Radyoaktif iyot tedavisi aldım. Bir hafta hastanede de karantinada yattım. İyot aldıktan sonra hiç kimseyle temasta olmamanız gerekiyor. Sonunda, Prof. Dr. Düren başkanlığında, Dr. Onur Bey’in mükemmel bir ekip çalışması sonucu kanser tedavim tamamlandı.
İLK DENEMEDE HAMİLE KALDIM
Sonunda beklemem gereken süre doldu. Hiç zaman kaybetmeden bebek sahibi olmak yolunda verdiğim savaşa döndüm. Neyse ki, yine çok iyi bir ekip çalışması ile ilk tüp bebek denemesinde başarılı sonuç aldık. 3 Ağustos’ta hamile olduğumu öğrendim. Benim için yorucu ve uzun bir yolculuk olmuştu. Ama sonunda başardım. 3 Nisan 2001’de kızım Yasemin dünyaya geldi. Eşim ve ben de yeniden dünyaya geldik. Gerçekten, bir evlat sahibi olmak çok çok güzel.

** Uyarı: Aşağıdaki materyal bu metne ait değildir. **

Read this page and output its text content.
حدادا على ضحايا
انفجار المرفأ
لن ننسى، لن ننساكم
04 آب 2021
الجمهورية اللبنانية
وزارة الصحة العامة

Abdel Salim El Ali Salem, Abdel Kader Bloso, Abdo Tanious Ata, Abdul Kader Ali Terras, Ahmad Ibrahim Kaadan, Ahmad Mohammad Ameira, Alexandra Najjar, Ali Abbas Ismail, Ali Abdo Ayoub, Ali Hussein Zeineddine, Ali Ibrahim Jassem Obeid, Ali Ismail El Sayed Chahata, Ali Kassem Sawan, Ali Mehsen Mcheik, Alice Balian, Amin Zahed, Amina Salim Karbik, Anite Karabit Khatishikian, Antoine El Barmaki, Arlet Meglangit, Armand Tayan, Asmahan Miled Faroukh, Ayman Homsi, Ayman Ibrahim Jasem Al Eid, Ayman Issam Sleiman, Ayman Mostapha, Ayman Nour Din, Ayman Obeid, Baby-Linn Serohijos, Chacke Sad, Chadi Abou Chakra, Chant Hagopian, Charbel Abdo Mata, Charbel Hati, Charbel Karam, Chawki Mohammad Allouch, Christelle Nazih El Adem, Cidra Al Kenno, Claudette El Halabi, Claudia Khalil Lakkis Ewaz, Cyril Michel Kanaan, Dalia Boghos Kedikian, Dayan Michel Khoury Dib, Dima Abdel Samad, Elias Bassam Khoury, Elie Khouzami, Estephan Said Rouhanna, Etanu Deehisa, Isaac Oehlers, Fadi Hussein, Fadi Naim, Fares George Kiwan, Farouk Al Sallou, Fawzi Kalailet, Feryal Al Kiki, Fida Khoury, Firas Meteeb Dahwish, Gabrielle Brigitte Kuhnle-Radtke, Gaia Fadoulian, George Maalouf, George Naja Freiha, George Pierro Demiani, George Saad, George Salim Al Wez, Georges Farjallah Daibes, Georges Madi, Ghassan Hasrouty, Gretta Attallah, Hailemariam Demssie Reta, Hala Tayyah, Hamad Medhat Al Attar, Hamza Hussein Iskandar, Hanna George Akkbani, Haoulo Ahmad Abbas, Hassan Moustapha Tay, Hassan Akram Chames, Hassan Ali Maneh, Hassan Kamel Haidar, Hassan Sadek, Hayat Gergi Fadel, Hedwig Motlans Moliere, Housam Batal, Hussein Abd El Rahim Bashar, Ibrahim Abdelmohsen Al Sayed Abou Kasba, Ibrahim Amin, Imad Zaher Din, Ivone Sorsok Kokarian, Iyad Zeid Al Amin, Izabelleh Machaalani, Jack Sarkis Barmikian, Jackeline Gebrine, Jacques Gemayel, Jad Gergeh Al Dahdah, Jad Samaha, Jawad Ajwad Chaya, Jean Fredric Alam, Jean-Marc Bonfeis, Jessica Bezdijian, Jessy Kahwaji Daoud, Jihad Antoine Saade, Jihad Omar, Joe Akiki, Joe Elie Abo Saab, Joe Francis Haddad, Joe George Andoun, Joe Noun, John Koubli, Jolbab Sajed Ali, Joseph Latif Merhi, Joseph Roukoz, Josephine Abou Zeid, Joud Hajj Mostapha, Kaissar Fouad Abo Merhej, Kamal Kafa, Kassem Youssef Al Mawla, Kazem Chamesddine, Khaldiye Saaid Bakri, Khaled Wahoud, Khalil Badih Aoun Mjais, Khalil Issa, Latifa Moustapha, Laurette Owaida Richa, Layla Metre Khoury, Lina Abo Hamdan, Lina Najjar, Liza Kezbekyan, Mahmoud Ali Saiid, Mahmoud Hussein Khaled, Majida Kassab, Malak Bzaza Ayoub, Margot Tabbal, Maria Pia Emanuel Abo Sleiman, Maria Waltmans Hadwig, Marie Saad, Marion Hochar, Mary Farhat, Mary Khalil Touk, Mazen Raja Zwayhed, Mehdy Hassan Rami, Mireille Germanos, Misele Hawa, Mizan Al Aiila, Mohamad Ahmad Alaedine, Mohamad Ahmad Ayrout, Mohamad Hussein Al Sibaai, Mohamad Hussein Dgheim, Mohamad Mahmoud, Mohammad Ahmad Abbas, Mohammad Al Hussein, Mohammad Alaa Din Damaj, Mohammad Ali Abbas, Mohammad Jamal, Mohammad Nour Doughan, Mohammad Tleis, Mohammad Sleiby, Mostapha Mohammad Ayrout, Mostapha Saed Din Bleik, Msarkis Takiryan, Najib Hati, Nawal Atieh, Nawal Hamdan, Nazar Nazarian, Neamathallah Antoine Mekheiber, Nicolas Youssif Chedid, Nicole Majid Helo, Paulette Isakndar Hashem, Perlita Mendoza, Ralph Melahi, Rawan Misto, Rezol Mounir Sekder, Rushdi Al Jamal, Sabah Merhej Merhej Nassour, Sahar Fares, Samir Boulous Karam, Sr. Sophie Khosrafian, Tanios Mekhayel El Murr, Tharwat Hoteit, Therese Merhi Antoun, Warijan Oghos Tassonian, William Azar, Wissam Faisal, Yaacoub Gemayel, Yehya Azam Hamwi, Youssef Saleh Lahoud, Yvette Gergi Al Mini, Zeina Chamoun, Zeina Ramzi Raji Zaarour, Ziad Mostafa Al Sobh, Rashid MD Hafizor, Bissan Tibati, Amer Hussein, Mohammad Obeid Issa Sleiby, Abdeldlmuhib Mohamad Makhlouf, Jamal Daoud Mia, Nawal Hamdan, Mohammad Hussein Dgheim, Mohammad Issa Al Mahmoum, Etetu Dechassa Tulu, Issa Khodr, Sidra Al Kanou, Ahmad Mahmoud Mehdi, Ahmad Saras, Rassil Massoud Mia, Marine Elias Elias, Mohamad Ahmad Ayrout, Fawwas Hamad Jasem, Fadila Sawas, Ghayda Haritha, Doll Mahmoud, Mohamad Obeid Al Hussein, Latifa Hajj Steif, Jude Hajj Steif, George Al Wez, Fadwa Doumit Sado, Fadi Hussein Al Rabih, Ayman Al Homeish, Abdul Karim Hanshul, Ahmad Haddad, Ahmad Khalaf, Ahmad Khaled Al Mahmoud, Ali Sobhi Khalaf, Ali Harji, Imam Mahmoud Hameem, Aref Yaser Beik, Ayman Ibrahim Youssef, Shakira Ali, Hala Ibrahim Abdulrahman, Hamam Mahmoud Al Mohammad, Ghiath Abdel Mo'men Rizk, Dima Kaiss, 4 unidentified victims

Yaşadığım onca zorluğa rağmen çok da keyifli bir hamilelik geçirdim. Problem yaşamadım ve rahat rahat yedim içtim. 33 kilo aldım. Gerçi sonrada biraz kilolarımla da savaşmak zorunda kaldım. Ama şuna inanıyorum: Her şeye değer.. İkinci bir bebeğim neden olmasın!